Si bien el proyecto patrimoniable de Valparaíso responde a un plan económico que ve en las esferas de lo cultural y lo turístico una oportunidad de resurgimiento de la ciudad -y en ese sentido puede ser mirado como un buen propósito- lo que parece una amenaza es la conversión de la memoria en un souvenir. Lo dijo Halbwachs en los años ’30: “la memoria colectiva reconstruye el pasado de una sociedad a partir de los intereses y marcos referenciales del presente”. Esos marcos referenciales hoy se edifican sobre los cimientos de una convención –una gestión patrimonial- que pone a la ciudad a la altura de cualquier otro producto, una convención que registra y reproduce un Valparaíso de postal. Y lo que es más grave aún, no sólo para el turista sino también para el ciudadano común, para el habitante. ¿Qué tipo de memoria es la que estamos construyendo? ¿Qué Valparaíso estamos legando? ¿Qué ciudad estamos olvidando?

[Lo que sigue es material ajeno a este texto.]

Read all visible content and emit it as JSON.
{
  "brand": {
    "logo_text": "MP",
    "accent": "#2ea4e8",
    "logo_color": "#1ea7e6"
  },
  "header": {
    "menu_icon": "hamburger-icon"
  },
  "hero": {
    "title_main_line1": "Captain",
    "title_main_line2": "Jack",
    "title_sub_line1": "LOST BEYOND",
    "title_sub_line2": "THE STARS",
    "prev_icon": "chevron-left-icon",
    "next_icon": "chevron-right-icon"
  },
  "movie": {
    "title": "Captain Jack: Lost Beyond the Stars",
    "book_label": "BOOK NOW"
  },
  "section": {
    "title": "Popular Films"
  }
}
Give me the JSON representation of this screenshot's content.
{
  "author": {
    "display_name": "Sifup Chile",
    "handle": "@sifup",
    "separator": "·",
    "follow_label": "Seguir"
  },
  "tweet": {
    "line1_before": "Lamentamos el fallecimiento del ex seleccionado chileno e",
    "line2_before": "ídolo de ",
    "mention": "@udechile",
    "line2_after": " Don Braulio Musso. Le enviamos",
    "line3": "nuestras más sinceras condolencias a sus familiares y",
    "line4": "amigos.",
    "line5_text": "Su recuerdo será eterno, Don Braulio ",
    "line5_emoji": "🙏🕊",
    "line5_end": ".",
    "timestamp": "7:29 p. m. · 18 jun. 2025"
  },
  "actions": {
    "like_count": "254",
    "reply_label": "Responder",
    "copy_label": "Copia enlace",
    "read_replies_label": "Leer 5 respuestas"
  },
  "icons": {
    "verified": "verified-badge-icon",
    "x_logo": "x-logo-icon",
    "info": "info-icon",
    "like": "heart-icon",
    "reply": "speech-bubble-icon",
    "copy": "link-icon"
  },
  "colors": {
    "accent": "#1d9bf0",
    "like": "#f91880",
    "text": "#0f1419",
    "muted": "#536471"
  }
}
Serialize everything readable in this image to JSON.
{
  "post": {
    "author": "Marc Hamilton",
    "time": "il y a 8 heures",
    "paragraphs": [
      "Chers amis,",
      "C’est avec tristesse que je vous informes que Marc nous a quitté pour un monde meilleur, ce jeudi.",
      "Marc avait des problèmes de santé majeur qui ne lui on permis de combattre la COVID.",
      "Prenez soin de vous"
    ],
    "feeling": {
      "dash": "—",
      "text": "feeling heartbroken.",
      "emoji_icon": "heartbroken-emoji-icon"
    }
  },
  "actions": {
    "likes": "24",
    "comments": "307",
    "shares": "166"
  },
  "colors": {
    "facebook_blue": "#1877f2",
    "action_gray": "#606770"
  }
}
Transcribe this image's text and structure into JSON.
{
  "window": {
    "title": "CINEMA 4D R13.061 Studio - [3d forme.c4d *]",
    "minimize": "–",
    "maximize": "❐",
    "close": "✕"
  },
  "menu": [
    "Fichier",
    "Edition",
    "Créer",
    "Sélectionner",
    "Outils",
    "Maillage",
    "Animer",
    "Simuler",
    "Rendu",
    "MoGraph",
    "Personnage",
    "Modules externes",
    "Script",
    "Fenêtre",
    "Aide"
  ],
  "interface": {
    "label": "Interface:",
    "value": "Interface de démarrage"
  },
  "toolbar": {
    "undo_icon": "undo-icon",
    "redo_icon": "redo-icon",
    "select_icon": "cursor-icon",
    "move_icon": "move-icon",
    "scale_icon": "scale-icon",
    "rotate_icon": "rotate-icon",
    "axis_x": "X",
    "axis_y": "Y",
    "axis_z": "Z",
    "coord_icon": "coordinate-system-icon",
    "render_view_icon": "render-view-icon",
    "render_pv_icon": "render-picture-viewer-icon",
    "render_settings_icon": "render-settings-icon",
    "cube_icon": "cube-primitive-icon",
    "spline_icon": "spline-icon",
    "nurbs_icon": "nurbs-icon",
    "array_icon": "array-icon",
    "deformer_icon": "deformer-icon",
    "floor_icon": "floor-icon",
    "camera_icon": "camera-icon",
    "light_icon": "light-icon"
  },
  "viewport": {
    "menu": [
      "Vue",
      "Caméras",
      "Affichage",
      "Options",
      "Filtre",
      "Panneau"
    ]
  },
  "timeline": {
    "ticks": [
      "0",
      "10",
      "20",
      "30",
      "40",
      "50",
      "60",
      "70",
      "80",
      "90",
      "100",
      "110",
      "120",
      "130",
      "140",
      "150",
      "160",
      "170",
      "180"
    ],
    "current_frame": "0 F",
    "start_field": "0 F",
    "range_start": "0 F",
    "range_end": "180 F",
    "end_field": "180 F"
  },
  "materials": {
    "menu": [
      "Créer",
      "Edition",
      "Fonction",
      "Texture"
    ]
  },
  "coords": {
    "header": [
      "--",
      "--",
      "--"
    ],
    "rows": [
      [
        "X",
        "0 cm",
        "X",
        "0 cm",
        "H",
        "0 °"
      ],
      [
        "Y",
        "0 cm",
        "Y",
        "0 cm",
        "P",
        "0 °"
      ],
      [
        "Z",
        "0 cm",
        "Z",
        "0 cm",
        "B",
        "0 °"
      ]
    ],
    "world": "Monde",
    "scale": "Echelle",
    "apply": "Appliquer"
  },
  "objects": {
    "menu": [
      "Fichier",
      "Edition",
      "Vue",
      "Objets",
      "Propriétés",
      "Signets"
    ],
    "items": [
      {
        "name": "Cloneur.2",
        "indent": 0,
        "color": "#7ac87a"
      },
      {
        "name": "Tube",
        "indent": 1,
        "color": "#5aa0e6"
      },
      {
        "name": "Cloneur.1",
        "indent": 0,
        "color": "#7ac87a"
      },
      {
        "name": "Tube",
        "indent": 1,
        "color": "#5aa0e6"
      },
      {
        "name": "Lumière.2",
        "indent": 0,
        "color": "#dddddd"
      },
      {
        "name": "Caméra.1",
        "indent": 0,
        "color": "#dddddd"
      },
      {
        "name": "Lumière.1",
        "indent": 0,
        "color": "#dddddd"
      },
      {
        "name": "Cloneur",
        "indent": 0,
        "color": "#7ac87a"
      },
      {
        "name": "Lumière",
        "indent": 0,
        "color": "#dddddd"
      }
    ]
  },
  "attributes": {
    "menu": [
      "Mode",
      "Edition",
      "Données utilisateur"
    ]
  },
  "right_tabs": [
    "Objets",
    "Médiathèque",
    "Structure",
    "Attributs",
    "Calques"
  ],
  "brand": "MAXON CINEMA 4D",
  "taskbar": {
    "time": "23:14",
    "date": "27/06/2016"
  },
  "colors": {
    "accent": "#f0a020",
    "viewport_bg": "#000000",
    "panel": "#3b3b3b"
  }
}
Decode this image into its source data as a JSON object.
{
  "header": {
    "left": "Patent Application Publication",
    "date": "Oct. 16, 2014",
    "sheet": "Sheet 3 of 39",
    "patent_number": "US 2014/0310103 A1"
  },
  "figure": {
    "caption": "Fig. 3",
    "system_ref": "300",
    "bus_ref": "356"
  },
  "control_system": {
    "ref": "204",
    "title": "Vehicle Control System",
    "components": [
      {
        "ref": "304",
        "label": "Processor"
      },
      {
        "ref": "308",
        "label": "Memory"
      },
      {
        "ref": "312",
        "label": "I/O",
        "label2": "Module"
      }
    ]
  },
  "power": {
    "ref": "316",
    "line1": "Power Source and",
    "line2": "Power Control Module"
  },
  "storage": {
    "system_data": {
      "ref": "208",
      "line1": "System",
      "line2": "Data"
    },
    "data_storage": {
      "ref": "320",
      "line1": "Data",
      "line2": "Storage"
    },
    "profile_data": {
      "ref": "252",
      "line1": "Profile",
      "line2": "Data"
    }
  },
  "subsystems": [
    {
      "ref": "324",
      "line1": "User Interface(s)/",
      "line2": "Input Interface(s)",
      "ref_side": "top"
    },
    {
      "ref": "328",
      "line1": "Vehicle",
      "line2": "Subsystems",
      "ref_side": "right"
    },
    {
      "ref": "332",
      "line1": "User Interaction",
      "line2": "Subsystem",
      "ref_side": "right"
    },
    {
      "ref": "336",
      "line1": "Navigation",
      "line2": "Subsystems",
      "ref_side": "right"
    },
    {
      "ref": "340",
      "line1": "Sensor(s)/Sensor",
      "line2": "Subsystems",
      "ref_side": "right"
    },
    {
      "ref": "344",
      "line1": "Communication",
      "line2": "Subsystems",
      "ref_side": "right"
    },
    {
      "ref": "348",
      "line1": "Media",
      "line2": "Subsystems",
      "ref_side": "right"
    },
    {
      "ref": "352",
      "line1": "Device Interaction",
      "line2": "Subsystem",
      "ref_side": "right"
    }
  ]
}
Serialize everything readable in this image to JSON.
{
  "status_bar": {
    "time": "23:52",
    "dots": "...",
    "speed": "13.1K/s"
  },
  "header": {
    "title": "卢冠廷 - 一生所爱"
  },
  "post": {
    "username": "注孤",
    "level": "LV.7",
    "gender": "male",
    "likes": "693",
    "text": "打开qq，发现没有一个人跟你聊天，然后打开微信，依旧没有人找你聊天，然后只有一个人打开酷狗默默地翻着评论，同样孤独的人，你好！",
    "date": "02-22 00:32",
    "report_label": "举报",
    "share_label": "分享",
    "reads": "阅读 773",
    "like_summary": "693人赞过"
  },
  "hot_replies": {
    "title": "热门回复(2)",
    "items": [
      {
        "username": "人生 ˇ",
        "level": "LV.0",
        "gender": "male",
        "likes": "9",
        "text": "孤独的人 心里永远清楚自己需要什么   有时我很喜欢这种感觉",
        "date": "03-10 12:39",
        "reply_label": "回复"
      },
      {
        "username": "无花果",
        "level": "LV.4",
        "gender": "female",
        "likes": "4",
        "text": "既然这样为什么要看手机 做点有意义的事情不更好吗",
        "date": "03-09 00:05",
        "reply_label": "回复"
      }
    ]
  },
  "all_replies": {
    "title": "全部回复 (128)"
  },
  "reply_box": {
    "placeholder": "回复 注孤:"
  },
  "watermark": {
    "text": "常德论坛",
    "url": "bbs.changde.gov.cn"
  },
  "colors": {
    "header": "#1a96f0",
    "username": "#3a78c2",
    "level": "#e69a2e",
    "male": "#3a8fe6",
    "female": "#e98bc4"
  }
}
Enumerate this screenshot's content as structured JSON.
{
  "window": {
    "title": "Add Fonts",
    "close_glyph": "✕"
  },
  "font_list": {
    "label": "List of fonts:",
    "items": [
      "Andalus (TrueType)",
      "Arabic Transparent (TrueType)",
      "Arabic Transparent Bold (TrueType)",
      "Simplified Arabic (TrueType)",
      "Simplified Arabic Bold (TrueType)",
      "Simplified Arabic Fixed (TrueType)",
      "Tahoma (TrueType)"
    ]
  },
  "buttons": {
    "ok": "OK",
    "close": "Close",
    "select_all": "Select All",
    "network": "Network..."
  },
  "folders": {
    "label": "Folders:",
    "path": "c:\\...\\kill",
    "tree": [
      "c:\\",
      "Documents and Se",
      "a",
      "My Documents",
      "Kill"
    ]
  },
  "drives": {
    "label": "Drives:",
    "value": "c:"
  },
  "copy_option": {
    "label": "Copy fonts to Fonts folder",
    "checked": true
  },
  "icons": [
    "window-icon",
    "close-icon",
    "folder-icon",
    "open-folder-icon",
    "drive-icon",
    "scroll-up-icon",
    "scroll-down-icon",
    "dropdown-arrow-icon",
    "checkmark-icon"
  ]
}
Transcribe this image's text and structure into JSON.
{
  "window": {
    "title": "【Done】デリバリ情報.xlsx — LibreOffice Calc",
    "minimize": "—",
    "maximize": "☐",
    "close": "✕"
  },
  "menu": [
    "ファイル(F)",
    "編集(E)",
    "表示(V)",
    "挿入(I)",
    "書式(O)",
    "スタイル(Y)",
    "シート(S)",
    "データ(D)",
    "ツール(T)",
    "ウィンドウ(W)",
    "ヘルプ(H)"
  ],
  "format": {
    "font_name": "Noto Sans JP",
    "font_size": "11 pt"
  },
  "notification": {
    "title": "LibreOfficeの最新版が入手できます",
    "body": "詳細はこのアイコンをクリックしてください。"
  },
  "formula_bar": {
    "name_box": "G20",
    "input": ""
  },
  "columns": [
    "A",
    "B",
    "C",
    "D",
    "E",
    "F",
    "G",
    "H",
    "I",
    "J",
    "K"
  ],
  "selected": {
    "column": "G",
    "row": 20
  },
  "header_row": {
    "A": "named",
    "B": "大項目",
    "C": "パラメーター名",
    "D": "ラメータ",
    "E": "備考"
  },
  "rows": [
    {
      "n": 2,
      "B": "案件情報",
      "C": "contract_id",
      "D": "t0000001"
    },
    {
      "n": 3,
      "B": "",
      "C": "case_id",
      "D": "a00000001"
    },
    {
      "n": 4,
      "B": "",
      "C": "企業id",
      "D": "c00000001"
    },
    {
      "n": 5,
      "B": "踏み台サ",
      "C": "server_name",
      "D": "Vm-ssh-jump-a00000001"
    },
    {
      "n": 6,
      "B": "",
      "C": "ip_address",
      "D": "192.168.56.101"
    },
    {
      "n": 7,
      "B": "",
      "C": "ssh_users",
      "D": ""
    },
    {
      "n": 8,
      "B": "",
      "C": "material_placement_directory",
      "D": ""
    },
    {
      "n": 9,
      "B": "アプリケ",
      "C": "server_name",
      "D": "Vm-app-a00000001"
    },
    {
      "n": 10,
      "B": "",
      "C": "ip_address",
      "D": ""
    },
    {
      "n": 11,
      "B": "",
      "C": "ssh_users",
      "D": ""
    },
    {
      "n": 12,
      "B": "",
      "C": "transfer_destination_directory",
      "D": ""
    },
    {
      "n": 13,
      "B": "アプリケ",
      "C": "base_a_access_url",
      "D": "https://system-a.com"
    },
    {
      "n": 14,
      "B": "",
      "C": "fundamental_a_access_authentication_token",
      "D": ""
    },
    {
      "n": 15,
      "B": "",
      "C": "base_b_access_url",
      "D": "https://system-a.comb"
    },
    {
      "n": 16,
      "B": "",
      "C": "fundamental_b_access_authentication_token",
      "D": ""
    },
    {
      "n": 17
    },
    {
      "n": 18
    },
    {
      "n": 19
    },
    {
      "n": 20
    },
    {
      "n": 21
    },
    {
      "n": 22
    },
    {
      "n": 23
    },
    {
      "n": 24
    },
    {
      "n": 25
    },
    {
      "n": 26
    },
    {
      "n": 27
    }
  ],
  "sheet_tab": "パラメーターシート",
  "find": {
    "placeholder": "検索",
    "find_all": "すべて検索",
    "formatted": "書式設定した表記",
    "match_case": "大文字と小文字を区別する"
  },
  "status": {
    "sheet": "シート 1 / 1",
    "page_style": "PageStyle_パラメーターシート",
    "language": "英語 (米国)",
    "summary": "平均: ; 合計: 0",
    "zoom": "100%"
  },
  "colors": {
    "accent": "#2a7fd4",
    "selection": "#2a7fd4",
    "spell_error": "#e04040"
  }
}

Para terminar cito unos párrafos escritos por Álvaro Bisama en Postales Urbanas. Mucho de lo que se dice aquí tiene que ver con esa parte de la ciudad que la selección ideológica deja atrás: “Si algo tiene Valparaíso es esa capacidad de absorver la miseria, de hacerla suya, de darle su propio color. La calle Bellavista es eso en parte (....) es el terreno de las warriors más extremas, de los choros pintados con parkas de colores, de los oficinistas desesperados y listos a todo (....)el embarcadero secreto de la vida cívica de la ciudad: carnicerías, tiendas de botones, farmacias, vendedores ambulantes, locales de pollo frito y fuentes de soda clásicas como el Pepone. El color de Bellavista es el gris, porque hay algo apagado, perdido, cansado, viejo ahí. Algo muerto o a punto de morir. Bellavista es el brazo de una ciudad agotada que sigue sus rituales de siempre, que en sus acciones olvida lo que le pasa, que se sumerge en lo cotidiano para seguir en marcha (....) habría que aplicar una máquina de la memoria, fotografiar a la gente que atraviesa feroz, a los que salen del supermercado, a los ambulantes, a los mendigos, a los perros vagos. Hacerlos aparecer en la calle, darles una pertenencia que desconocen. Ver las caras que se repiten, ver cómo el tiempo devora los edificios, ver cómo los habitantes de la ciudad envejecen, se juntan, tienen hijos o mueren. Sombras de una película sin argumento, sin director, hiperreal, sin música de fondo más que los sonidos -¿una sinfonía? ¿un réquiem ejecutado en el mismo instante de la agonía?- de esa misma calle”.